Die Demonstration führte mit einem kraftvollen Frontblock bestehend unter anderem aus migrantischen und jüdischen Personen über eine Zwischenkundgebung am Küchengartenplatz bis zum Opernplatz. Klare Kritik an den Staat und seine Politik wurden im Vergleich zu Jahren zuvor in allen Redebeiträgen sehr deutlich hervorgehoben. „Wir fordern lückenlose Aufklärung!", hieß es immer wieder.

Die Redebeiträge, unter anderem vom Migra-Bündnis Hannover selbst, der liberalen Jüdischen Gemeinde, der feministisch-migrantischen Gruppe Fem Migra, Nav-Dem (Demokratisches Gesellschaftszentrum der Kurd:innen in Hannover) und der feministischen Organisation Gemeinsam Kämpfen erinnerten gleichermaßen an den fehlenden Willen und die Versäumnisse von Staat, Justiz und offizieller Politik, die Geschehnisse um das Attentat in Hanau aufzuarbeiten und die Hintergründe lückenlos aufzuklären. Es wurde hingewiesen auf die Kontinuität von rassistischen Strukturen im Nachgang des Attentats, etwa indem die Angehörigen des getöteten Vili Viorel Păun erst sehr viel später von den Behörden über dessen Tod in Kenntnis gesetzt wurden, oder auch die sogenannten Gefährderansprachen, die es nach der Tat bei den Angehörigen oder Überlebenden des Anschlags gab in Verbindung mit Warnungen, keine Rache zu nehmen.

Die Politik wurde aufgefordert, ihrer Verantwortung nachzukommen und eine lückenlose Aufklärung zu ermöglichen und nicht Akten mehrere Jahrzehnte lang unter Verschluss zu halten. Dies sei keinesfalls mit dem gesellschaftlichen Gewissen vereinbar und sei vergleichbar mit der Politik in anderen europäischen Staaten wie Frankreich. Auch in der Türkei, Iran, Afghanistan etc. seien solche Praktiken an der Tagesordnung und bereits längst bekannt.

Auch nach dem Attentat in Paris von 2013, bei dem drei kurdische Frauenaktivistinnen ermordet wurden, und dem jüngsten Anschlag von 2022, bei den drei weitere kurdische Aktivist:innen, darunter Evîn Goyî, die von einem rechtsextremen Täter erschossen wurden, sind französische Behörden, die Politik und der Staat nicht gewillt, für eine lückenlose Aufklärung zu sorgen. Diese Parallelen gibt es zur Türkei unter dem Erdogan-AKP-MHP-Regime, dem Assad-Regime, aber auch in der BRD. Richtung Zivilgesellschaft kamen mahnende Worte, der Verantwortung in einer von Rassismus geprägten Gesellschaft gerecht zu werden und sich selbst nach dem Vorbild der Frauenrevolution in Rojava und im Iran/Rojhilat zu organisieren.
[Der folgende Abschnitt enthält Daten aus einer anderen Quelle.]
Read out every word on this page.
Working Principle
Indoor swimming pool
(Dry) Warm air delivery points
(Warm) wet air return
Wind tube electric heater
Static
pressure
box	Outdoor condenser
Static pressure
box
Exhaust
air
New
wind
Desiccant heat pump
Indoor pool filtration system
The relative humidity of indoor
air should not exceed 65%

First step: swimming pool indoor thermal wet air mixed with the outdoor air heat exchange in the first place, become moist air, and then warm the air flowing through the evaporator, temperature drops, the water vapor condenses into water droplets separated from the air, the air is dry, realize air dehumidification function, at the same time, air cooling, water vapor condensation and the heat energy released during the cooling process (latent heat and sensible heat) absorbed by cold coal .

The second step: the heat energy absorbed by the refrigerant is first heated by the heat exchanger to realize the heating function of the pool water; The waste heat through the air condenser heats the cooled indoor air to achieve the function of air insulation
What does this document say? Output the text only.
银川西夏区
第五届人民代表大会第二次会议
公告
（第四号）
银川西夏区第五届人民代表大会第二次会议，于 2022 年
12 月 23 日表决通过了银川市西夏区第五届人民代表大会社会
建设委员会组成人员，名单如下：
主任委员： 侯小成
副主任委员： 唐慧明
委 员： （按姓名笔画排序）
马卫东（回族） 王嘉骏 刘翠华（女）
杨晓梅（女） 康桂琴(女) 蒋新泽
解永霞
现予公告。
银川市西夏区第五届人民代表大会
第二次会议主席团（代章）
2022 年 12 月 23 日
Kurz vor der Zwischenkundgebung am Küchengarten und auf der Abschlusskundgebung am Opernplatz gab es faschistische Angriffe auf die Demonstrierenden. Aus einem Fenster eines Hauses heraus wurden Steine auf die Teilnehmer:innen der Demonstration geworfen. Und auf der Abschlusskundgebung beschwerte sich ein Rechtsextremer über die Sinnhaftigkeit der Aktion und zeigte den Mittelfinger. Bei den Angriffen wurde zum Glück niemand verletzt, sie zeigen jedoch erneut, dass Deutschland ein großes Rassismus-Problem hat.

Auch wurden auf der Demonstration Geldspenden für die Betroffenen der Erdbebenkatastrophe in Kurdistan gesammelt. Für den Kurdischen Roten Halbmond (Heyva Sor a Kurdistanê) wurden Spendendosen herumgereicht. 722 Euro sind das Ergebnis der erfolgreichen Spendenaktion gewesen. Der gesammelte Betrag wird auf das Bankkonto der Hilfsorganisation überwiesen.

Im Anschluss der Demonstration trafen sich Aktivist:innen zu einem gemeinsamen stillen Gedenken im Schauspielhaus Hannover in der Cumberlandschen Galerie bei der Cumberlandsche Bühne, um beieinanderzusitzen, eine warme Suppe und Kuchen zu essen, Tee zu trinken und sich gemeinsam auszutauschen.